Q: From an article on RideApart, readers could see the road rash of a rider not wearing protective clothing after a nasty fall. What’s your opinion on protective gear, more specifically clothing? What is your standing on the debate of comfort vs. safety?

There is no debate. Riding gear is specifically designed and necessary to make riding a motorcycle both comfortable and safe. Any riders who may argue otherwise are simply ignorant of the sport they claim to be a part of. Riding gear keeps you cool when it’s hot, warm when it’s cold, dry when it’s wet and alive when you crash. It’s remarkably effective at all that. I routinely ride in temperatures ranging from sub-freezing to over 120 degrees and in everything from snow to rain to ice to sand storms. California, FTW. Motorcycle gear makes that possible.

Every other weekend, we see MotoGP riders crash at high speeds, sometimes exceeding 200mph. They almost always walk away unscathed. That’s because they wear the best gear possible, gear that’s commercially available to everyone.

If anyone still cares to argue, I will gladly fight you at a place and time of your choosing. You wear what you normally do on a motorcycle and I’ll wear what I do. Hope you like getting your ass kicked.

Q: How did you learn your own limits and the limits of each bike? How would you recommend trying to learn the limits in a safe way?

You don’t ride test bikes to their limits. For some reason, motorcycle manufacturers refuse to incorporate basic crash protection into their bikes. Protection that’s widely and affordably available in the aftermarket and which is extremely effective at preventing damage in most crash scenarios. Because of this, even a simple, common, low-speed crash frequently results in the motorcycle being totaled, plus pissed off PR reps. I’m flabbergasted that consumers aren’t more up in arms about this — you’re buying bikes that can be totaled if you accidentally knock them off their stands while parked.

To develop the skill to push a motorcycle to its limit, you need to start small, learn to flog the life out of a 250, get to the point where it’s the bike limiting your speed, then move up to a 500. Read a bunch of books, do your first track day, work harder at getting better each and every day, then, when you’re at the point where it’s really, really, really the bike that’s the limiting factor, move up to a 600. Immediately book your first multi-day track school, plan on going back a few months later, read some more books, work as hard as you can and, three of four years of that later, you might be at the point where you can use a 600 to its full abilities. If you do get there, you’ll be a better rider than 99 percent of motorcyclists. You’ll obviously want a liter bike at this point, but after a few years on that, you’ll realize they’re pointless and that riding them is just about managing their power and isn’t really all that fun and you’ll move down to the growing class of exotic middleweights like the Triumph Daytona 675R, which offers real component quality in a package you can genuinely exploit as a mortal.

There you go, I just gave you the cheat code to becoming an expert motorcyclist. There’s other paths to getting there, but all will take more time, cost you more money and involve much more hassle, injury and broken bikes. This is a real thing, riding bikes isn’t something you can buy your way into being good at.

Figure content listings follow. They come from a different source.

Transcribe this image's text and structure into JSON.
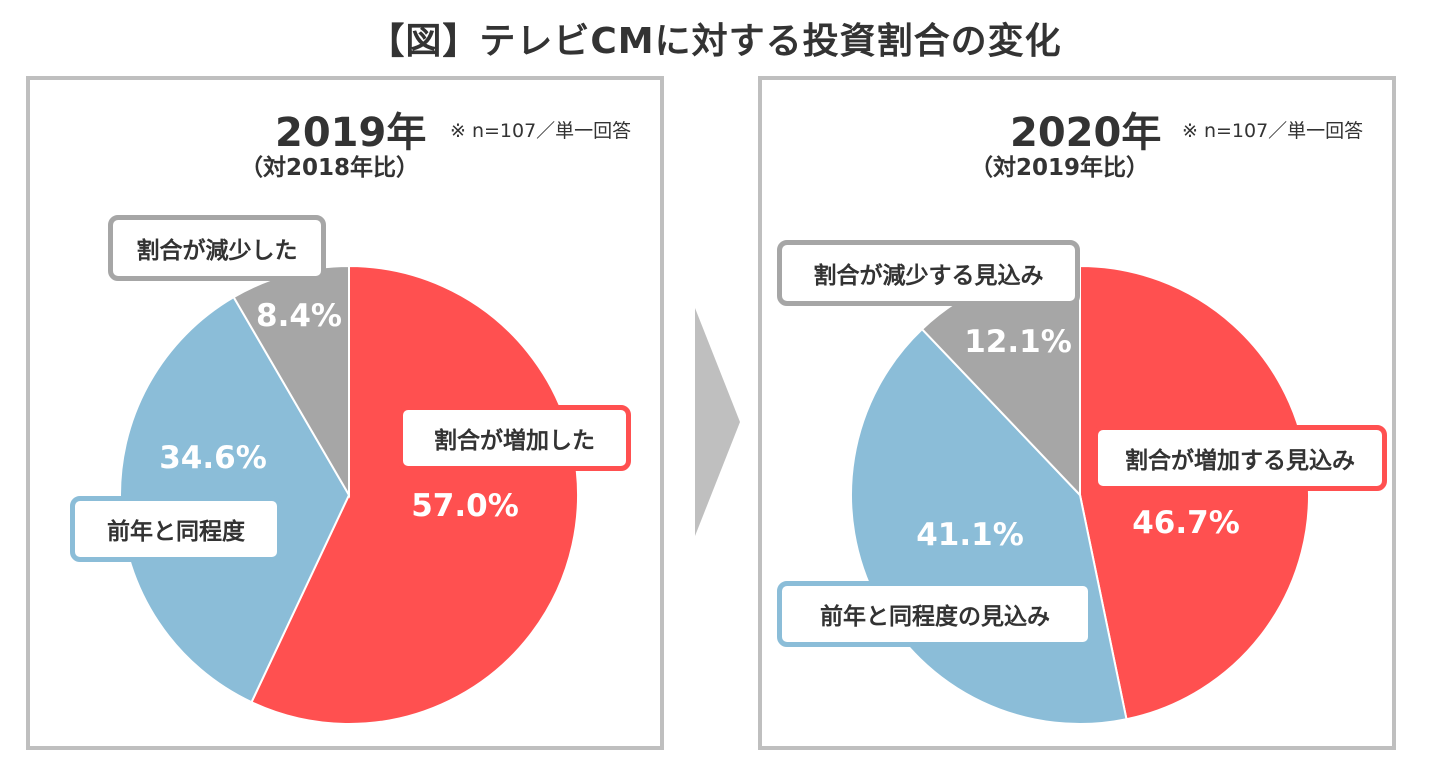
{
  "title": "【図】テレビCMに対する投資割合の変化",
  "colors": {
    "increase": "#ff5050",
    "same": "#8bbdd8",
    "decrease": "#a6a6a6"
  },
  "chart_data": [
    {
      "type": "pie",
      "year_label": "2019年",
      "comparison": "（対2018年比）",
      "note": "※ n=107／単一回答",
      "slices": [
        {
          "label": "割合が増加した",
          "value": 57.0,
          "value_label": "57.0%",
          "color": "#ff5050"
        },
        {
          "label": "前年と同程度",
          "value": 34.6,
          "value_label": "34.6%",
          "color": "#8bbdd8"
        },
        {
          "label": "割合が減少した",
          "value": 8.4,
          "value_label": "8.4%",
          "color": "#a6a6a6"
        }
      ]
    },
    {
      "type": "pie",
      "year_label": "2020年",
      "comparison": "（対2019年比）",
      "note": "※ n=107／単一回答",
      "slices": [
        {
          "label": "割合が増加する見込み",
          "value": 46.7,
          "value_label": "46.7%",
          "color": "#ff5050"
        },
        {
          "label": "前年と同程度の見込み",
          "value": 41.1,
          "value_label": "41.1%",
          "color": "#8bbdd8"
        },
        {
          "label": "割合が減少する見込み",
          "value": 12.1,
          "value_label": "12.1%",
          "color": "#a6a6a6"
        }
      ]
    }
  ]
}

Q: Have your been to other countries and rode motorcycles there? If so, how do you compare your experiences there to in the US? If not, you can ignore this question.

US motorcycle culture is awful. A few guys get it and form an exclusive club that’s closed off to outsiders. Everyone else is a poser on a Harley or a moron on a sportbike. Elsewhere, motorcycles actually form basic transportation for the masses or are at least a hobby for intelligent people prepared to invest time and effort into doing it safely, actually getting a lot out of it as a result. I’m not sure what it’ll take to get American motorcycling to that point, but I’ll keep fighting the good fight and hopefully, one day we’ll get there.